EAST SAND ISLAND, Oregon—Alexa Piggott is crawling through a dark, dusty, narrow tunnel on this 62-acre island at the mouth of the Columbia River. On the ground above her head sit thousands of seabirds. Piggott, a crew leader with Bird Research Northwest, is headed for an observation blind from which she'll be able to count them.

 

It's September, and the low-lying island is relatively quiet. Most of the fledglings and their parents have left, and only a few thousand pelicans and cormorants remain.
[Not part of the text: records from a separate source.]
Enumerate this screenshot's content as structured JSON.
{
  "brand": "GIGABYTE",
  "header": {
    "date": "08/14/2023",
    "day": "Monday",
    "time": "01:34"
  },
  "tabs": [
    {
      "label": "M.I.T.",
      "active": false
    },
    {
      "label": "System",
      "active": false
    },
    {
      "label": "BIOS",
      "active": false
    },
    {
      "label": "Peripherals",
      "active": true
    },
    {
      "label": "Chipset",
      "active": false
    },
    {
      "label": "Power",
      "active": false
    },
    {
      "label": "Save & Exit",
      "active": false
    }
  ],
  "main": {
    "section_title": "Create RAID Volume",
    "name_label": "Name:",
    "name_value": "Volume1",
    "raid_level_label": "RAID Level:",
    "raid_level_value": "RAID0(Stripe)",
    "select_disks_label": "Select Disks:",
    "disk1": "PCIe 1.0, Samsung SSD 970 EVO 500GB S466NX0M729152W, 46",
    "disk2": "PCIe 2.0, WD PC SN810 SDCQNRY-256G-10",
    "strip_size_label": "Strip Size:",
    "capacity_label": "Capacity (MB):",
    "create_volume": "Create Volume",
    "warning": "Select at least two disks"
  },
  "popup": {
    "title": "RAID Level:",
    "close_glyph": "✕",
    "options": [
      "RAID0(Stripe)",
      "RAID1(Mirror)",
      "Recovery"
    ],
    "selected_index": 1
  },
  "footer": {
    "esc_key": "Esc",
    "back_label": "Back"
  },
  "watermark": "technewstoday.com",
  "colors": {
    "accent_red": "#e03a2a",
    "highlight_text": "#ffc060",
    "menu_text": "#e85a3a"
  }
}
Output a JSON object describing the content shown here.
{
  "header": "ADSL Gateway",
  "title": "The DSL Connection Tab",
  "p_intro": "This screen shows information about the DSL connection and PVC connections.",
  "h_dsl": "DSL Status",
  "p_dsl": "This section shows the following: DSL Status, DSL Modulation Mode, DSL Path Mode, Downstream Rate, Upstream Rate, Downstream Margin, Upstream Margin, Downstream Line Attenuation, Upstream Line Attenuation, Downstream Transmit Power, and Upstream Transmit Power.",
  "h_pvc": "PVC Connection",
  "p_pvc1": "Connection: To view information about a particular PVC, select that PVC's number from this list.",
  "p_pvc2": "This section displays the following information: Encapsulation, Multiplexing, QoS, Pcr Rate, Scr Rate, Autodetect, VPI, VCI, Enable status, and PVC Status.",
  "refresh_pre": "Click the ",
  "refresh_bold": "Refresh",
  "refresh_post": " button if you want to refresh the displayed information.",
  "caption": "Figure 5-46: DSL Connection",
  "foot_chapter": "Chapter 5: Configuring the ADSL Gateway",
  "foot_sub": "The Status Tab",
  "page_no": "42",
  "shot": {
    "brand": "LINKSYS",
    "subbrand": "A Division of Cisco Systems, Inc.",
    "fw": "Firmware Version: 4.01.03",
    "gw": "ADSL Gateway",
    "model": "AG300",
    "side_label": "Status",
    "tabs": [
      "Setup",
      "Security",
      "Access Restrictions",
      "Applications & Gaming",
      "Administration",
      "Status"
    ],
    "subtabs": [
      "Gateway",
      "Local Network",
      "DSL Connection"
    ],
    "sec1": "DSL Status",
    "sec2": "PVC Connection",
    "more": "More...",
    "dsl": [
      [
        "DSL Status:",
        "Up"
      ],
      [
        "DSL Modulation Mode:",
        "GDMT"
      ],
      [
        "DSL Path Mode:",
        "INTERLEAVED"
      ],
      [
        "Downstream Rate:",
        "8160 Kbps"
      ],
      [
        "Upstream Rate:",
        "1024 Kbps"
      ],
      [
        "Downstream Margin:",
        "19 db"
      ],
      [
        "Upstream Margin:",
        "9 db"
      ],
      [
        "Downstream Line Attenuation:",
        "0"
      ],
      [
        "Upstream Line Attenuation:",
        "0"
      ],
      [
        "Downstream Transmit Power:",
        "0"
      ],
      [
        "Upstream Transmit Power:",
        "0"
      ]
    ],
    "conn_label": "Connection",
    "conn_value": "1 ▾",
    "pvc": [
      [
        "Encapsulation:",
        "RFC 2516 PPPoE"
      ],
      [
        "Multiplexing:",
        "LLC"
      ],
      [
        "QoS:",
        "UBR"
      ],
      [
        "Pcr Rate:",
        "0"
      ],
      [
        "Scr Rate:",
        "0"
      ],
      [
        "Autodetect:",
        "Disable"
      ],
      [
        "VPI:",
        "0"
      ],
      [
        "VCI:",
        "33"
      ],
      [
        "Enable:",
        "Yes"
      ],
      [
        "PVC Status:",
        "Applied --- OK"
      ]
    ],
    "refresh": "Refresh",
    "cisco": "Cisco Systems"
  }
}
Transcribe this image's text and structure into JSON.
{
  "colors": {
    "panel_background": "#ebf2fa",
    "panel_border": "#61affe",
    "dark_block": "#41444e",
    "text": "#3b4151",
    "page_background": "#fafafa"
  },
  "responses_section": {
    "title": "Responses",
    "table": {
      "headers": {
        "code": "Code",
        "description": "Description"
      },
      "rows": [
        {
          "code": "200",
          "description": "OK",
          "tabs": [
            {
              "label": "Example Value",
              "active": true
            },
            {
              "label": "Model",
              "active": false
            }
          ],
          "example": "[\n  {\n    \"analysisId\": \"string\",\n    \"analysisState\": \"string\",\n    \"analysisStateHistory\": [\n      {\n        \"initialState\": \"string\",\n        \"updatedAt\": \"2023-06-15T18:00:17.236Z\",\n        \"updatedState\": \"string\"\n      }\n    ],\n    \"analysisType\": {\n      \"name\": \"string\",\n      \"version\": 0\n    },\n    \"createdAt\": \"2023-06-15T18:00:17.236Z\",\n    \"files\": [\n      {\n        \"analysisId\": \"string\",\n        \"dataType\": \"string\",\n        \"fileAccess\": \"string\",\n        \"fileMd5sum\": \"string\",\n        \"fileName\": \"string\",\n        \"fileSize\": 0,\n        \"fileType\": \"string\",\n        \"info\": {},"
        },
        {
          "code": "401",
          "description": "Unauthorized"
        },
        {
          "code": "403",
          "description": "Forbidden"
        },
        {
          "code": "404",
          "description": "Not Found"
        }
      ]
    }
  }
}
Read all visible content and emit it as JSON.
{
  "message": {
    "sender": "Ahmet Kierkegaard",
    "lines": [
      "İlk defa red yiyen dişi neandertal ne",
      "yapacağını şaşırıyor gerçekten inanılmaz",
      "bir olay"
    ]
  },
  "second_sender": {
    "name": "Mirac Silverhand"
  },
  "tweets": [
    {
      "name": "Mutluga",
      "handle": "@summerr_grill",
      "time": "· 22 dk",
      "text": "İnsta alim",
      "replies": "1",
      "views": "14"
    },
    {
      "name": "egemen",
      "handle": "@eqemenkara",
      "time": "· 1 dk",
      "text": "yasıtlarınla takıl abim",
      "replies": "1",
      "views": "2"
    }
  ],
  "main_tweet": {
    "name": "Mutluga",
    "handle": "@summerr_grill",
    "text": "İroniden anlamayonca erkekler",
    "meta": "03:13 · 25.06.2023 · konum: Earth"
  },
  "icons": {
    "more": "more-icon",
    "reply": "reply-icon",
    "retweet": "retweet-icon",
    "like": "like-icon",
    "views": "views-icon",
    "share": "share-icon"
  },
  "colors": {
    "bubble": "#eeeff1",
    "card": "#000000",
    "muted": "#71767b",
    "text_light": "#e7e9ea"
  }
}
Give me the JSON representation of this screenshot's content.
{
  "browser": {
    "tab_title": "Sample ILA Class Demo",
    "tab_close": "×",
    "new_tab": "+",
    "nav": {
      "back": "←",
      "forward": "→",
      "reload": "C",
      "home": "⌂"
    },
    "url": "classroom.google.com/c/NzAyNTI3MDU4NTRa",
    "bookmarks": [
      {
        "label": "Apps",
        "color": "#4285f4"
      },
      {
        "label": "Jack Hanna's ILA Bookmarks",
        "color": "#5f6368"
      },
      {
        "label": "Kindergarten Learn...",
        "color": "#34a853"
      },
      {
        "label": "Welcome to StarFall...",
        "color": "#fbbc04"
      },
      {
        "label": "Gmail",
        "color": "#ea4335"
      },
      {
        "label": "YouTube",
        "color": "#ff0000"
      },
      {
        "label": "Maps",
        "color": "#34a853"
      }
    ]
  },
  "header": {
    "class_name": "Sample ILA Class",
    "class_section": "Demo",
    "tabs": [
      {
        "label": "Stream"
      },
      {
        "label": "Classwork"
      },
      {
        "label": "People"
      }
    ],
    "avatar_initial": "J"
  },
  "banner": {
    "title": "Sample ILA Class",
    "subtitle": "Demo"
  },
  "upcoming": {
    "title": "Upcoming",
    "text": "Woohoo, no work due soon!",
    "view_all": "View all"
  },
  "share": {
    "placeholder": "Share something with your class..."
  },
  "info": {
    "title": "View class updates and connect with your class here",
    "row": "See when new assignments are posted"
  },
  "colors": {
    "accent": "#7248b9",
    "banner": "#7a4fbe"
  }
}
But in the spring, 60,000 birds come here to nest. East Sand Island is home to the largest breeding colony of Caspian terns in the world and the largest colony of double-crested cormorants in North America—nearly 15,000 pairs.

 

That's too many cormorants, says the U.S. government. Starting next spring, it proposes to shoot more than half of the iridescent black birds, on the grounds that they're eating too many fish.

 

The cormorants eat mostly anchovies—but they also dispatch as many as 20 million salmon and steelhead trout smolts every year. The nesting season of double-crested cormorants on East Sand happens to overlap with the migration of the juvenile fish down the Columbia to the Pacific.

 

"They're eating over 6 percent of all the wild steelhead that are passing through the lower Columbia River," says Ritchie Graves, a fisheries biologist with the National Oceanic and Atmospheric Administration. They also consume more than 2 percent of the yearling chinook salmon.